By refocusing on what openSUSE is really
good at, and by allowing yourself to take decisions that can be hard, we can
regain this focus. Otherwise it keeps being the "Jack of all trades, master of
None", and will eventually be surpassed by operating systems that do one
thing, and do it really well.
Windows focuses on one thing - basically the core OS. Is it good at it? Ok
maybe that's too rhetoric.
OpenBSD focuses on security. Is it good at it? Certainly.
What does the general public however pick? (Answer: FreeBSD.)
Both in the BSD and Linux world you will see the typical Power Law evolution
when plotting x=distro by rank, y=user count, which tells you that the masses
prefer, in general, Jacks Of All Suits rather than a single-focused distro.
My experience as a user of openSUSE is that this focus on the user experience
is clearly lacking, things work, but the product is missing the Wow. (And I'm
not talking about the "Wow, my harddisk is properly recognized" that we Linux
geeks are so used to, I'm talking about the Wow a new user could experience
when first trying openSUSE.
WoW addicts. I should have known!
Seriously, what is this Wow that this new user should, could experience? That he
was able to install the system on his own? That it's presenting sparkling green
backgrounds? Exploding windows? Desktop cubicles? That would be the
first-impression-wow, a wow only about the outside.

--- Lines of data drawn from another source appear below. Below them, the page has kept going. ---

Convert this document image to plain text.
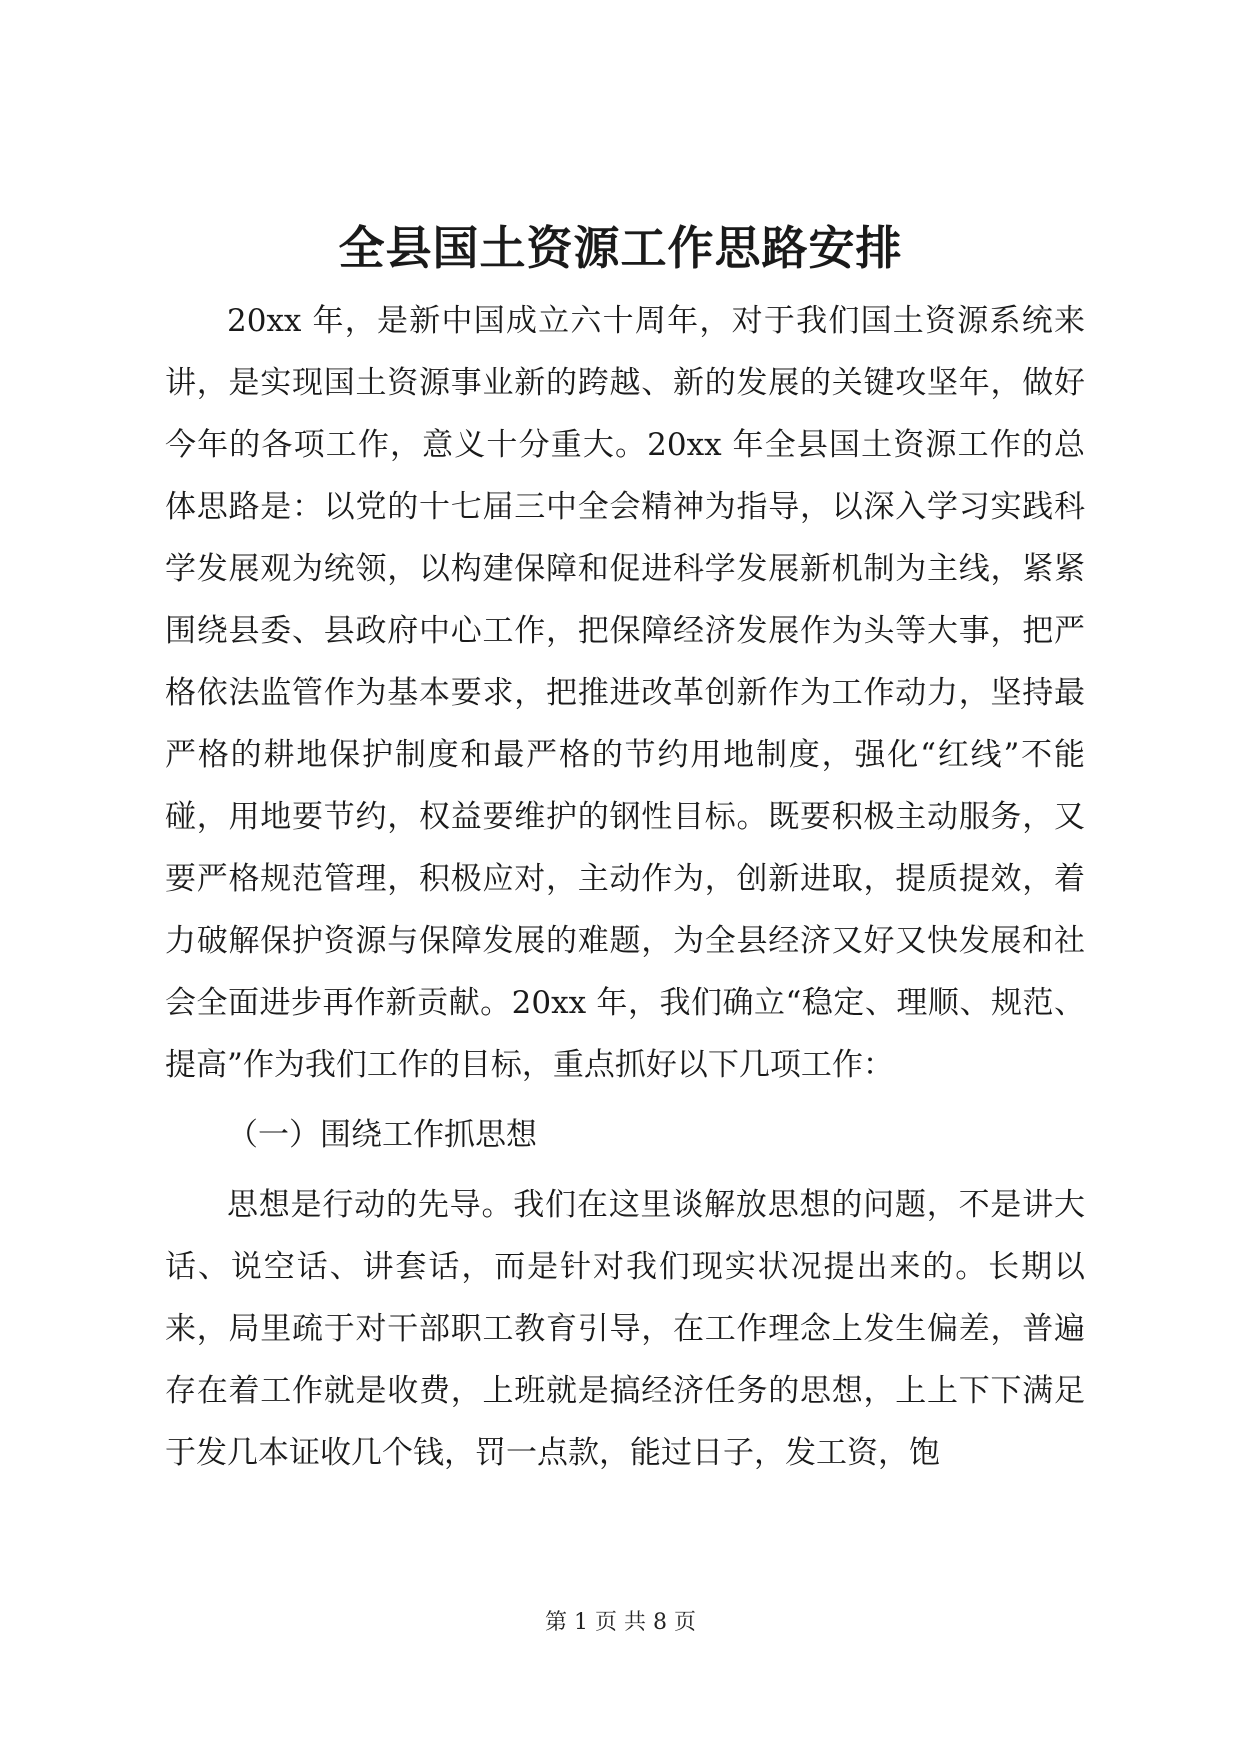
全县国土资源工作思路安排

20xx 年，是新中国成立六十周年，对于我们国土资源系统来讲，是实现国土资源事业新的跨越、新的发展的关键攻坚年，做好今年的各项工作，意义十分重大。20xx 年全县国土资源工作的总体思路是：以党的十七届三中全会精神为指导，以深入学习实践科学发展观为统领，以构建保障和促进科学发展新机制为主线，紧紧围绕县委、县政府中心工作，把保障经济发展作为头等大事，把严格依法监管作为基本要求，把推进改革创新作为工作动力，坚持最严格的耕地保护制度和最严格的节约用地制度，强化“红线”不能碰，用地要节约，权益要维护的钢性目标。既要积极主动服务，又要严格规范管理，积极应对，主动作为，创新进取，提质提效，着力破解保护资源与保障发展的难题，为全县经济又好又快发展和社会全面进步再作新贡献。20xx 年，我们确立“稳定、理顺、规范、提高”作为我们工作的目标，重点抓好以下几项工作：

（一）围绕工作抓思想

思想是行动的先导。我们在这里谈解放思想的问题，不是讲大话、说空话、讲套话，而是针对我们现实状况提出来的。长期以来，局里疏于对干部职工教育引导，在工作理念上发生偏差，普遍存在着工作就是收费，上班就是搞经济任务的思想，上上下下满足于发几本证收几个钱，罚一点款，能过日子，发工资，饱

第 1 页 共 8 页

IMHO the real wow effect comes when the user has realized what is actually
possible. What's under the hood and what will actually get you along.
Besides that, when seeing how much energy is poured into delivering different
UIs on the same system, it simply makes me cry. And it makes me wonder how
much longer this is sustainable. It might come as a surprise, but it's
completely braindead to support two (or more) full UI stacks, with different
applications, desktop interfaces and all that.
That's quite Dark Age thinking that everything infeasible is unholy.
Plus I am tempted to say: Other distros, those which choose to focus on a
single desktop, have one problems: either
(1) lack of engineering manpower
(2) lack of audience for another desktop UI, or
(3) assuming the potential audience is there, having lost touch with (/having
lost the feeling for) the surrounding world.